Two other examples show Gibson’s heavy-handed symbolism and analogism. The first is executed more adeptly and with an artist’s touch. Garfield begins the film ascending the Virginia Blue Ridge mountains with ease, so much so that he’s able to reach down and assist his brother and later his spouse to meet him where he alone stands. He does much the same on the precipice of Hacksaw Ridge only, during the later occasion, by lowering his brothers-in-arms to the buttressed reinforcements below. By lowering them, he effectively raises them with symbolic vigor and spirit that they desperately need.
The second example of heavy-handedness is the literary Christ figure. Christ’s inclusion has become a contractual obligation for any Hollywood hoping to have Gibson star or direct. That said, it would’ve been quite a revisionist’s account if his previously directed film lacked a literary Christ figure of the same sort; I’d love to know what end would be in store for The Passion of the Christ.
In the case that Garfield’s parallels to Christ are at all unclear throughout the film, the final scene leaves very little to the imagination. It’s at this point we witness our supine hero descending from the heavens toward his earth-bound glory. The literary Christ figure is thus complete with his talismanic bloodied good book held in his ethereal clutch. The metaphor is laid with a heavy hand, where perhaps more nuance might have sufficed.

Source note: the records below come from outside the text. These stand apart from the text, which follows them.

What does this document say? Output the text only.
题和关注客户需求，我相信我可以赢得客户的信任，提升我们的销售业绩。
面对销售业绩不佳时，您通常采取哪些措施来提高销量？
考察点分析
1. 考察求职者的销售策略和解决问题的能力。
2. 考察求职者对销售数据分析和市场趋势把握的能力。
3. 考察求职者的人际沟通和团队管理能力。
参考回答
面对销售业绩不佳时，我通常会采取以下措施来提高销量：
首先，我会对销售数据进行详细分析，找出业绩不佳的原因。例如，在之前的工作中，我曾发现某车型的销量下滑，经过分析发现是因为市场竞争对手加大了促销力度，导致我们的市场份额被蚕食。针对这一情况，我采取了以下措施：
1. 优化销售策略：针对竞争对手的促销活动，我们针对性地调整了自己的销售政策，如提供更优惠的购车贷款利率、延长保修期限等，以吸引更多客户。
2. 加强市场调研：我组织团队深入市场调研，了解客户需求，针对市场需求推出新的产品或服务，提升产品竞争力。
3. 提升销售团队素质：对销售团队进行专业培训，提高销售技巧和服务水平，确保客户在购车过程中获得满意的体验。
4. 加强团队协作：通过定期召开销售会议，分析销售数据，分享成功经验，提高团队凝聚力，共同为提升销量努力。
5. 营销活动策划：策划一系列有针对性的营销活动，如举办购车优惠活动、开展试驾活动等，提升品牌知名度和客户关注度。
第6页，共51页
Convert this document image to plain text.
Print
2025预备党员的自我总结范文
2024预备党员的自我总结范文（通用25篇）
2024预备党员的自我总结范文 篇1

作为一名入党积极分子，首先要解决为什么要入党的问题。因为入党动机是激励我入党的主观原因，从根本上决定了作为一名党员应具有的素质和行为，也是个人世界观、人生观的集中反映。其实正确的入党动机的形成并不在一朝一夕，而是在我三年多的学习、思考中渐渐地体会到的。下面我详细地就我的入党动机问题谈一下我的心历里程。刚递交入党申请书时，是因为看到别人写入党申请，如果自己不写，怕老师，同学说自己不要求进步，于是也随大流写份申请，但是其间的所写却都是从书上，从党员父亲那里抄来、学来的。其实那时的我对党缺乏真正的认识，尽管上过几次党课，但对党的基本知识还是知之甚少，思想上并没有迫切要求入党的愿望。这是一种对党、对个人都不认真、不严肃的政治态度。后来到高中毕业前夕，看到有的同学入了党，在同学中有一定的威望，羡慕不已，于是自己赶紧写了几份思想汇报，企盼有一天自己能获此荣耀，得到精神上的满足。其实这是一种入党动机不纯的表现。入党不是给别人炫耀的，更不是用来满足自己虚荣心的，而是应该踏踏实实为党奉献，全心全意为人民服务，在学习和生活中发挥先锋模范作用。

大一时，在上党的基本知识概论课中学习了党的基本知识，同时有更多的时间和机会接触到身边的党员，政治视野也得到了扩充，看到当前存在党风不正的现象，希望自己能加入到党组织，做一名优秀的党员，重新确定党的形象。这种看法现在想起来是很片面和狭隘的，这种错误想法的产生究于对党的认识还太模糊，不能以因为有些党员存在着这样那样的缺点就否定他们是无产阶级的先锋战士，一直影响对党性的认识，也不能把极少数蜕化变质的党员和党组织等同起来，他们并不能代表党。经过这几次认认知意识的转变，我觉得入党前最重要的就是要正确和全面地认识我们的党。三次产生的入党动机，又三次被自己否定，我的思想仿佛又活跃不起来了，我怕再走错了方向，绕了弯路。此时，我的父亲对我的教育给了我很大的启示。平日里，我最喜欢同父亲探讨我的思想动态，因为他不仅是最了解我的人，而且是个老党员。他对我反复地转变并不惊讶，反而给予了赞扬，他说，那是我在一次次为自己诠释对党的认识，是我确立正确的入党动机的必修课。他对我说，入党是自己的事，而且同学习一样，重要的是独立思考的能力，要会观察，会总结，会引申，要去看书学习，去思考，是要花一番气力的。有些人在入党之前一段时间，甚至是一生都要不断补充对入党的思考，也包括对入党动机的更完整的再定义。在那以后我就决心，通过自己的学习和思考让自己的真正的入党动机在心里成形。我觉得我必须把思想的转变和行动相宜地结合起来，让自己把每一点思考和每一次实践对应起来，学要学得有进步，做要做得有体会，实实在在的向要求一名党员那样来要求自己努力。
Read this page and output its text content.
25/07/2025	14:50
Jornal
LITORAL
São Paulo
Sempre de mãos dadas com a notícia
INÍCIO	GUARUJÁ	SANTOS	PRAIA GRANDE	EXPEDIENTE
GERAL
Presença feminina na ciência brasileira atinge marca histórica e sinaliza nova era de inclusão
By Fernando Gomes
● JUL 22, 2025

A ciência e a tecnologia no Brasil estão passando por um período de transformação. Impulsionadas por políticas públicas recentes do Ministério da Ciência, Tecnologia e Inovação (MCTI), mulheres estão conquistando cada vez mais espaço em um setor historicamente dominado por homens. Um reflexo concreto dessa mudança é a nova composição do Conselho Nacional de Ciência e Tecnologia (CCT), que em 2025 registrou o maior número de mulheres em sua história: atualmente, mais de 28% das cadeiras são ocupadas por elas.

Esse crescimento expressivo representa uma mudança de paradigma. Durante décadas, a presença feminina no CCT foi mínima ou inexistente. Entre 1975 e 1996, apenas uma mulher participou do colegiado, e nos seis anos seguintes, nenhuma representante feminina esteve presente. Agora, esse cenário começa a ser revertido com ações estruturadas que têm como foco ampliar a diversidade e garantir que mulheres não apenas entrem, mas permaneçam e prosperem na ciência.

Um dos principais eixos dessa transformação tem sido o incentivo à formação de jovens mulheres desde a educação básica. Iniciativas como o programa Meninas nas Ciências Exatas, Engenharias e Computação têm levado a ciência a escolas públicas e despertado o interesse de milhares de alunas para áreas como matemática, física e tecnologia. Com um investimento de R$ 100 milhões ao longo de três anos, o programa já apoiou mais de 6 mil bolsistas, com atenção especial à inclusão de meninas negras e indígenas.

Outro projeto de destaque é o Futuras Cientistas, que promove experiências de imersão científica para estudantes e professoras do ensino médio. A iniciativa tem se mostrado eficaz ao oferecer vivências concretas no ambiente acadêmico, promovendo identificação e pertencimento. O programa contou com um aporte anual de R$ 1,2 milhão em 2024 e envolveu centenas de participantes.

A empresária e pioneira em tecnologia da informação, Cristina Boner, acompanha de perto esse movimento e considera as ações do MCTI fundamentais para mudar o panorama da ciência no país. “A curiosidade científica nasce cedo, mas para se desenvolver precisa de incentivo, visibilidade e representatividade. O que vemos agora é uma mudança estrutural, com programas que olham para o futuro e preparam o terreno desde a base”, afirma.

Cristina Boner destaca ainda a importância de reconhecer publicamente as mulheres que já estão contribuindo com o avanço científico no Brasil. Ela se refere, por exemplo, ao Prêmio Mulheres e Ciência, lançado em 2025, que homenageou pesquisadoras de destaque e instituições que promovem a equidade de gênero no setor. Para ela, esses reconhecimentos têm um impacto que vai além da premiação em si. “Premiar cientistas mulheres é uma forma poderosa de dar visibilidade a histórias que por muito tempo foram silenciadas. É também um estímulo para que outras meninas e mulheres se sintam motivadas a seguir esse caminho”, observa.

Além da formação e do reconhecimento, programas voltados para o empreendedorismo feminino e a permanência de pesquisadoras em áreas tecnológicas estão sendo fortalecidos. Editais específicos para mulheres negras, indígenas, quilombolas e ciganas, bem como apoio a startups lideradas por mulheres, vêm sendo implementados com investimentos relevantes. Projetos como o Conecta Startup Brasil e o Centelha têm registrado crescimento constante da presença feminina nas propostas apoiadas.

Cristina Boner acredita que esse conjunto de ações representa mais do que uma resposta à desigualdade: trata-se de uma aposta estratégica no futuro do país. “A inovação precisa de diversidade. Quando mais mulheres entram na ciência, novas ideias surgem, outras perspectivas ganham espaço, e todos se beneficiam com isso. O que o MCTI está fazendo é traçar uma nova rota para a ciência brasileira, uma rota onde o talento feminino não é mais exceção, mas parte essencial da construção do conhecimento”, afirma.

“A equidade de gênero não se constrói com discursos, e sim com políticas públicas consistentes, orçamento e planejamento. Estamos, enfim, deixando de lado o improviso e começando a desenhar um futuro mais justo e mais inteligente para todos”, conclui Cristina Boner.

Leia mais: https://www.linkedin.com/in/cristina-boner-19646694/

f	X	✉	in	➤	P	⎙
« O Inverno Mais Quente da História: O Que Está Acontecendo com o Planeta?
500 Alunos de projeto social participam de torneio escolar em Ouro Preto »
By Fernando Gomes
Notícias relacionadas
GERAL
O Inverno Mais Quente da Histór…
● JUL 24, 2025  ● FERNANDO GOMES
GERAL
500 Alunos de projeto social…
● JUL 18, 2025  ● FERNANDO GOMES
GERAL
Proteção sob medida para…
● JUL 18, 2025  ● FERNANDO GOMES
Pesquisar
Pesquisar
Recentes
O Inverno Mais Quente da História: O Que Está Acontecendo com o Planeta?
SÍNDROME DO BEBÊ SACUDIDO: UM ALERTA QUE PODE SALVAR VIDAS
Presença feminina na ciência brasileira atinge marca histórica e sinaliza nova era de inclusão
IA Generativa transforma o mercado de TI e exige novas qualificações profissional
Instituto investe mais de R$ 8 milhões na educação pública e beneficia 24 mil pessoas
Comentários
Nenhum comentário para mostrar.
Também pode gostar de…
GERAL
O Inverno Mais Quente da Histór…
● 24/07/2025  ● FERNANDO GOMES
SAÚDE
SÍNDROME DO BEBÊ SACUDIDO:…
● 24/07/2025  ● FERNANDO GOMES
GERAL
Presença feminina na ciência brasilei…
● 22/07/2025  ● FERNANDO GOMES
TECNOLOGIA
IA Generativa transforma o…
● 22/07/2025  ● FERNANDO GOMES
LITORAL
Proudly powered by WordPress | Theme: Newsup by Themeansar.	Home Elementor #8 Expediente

All said, this is a blue-blooded film rife with the sounds and scenes of a proudly patriotic and conservative America since passed. In the times such as we find ourselves, these themes are a welcome change of pace. Heavy-handed and over-compensatory at times though it may be, this film is easy to enjoy and ideal for those needing a re-affirmation of America’s splendid men and her splendid past.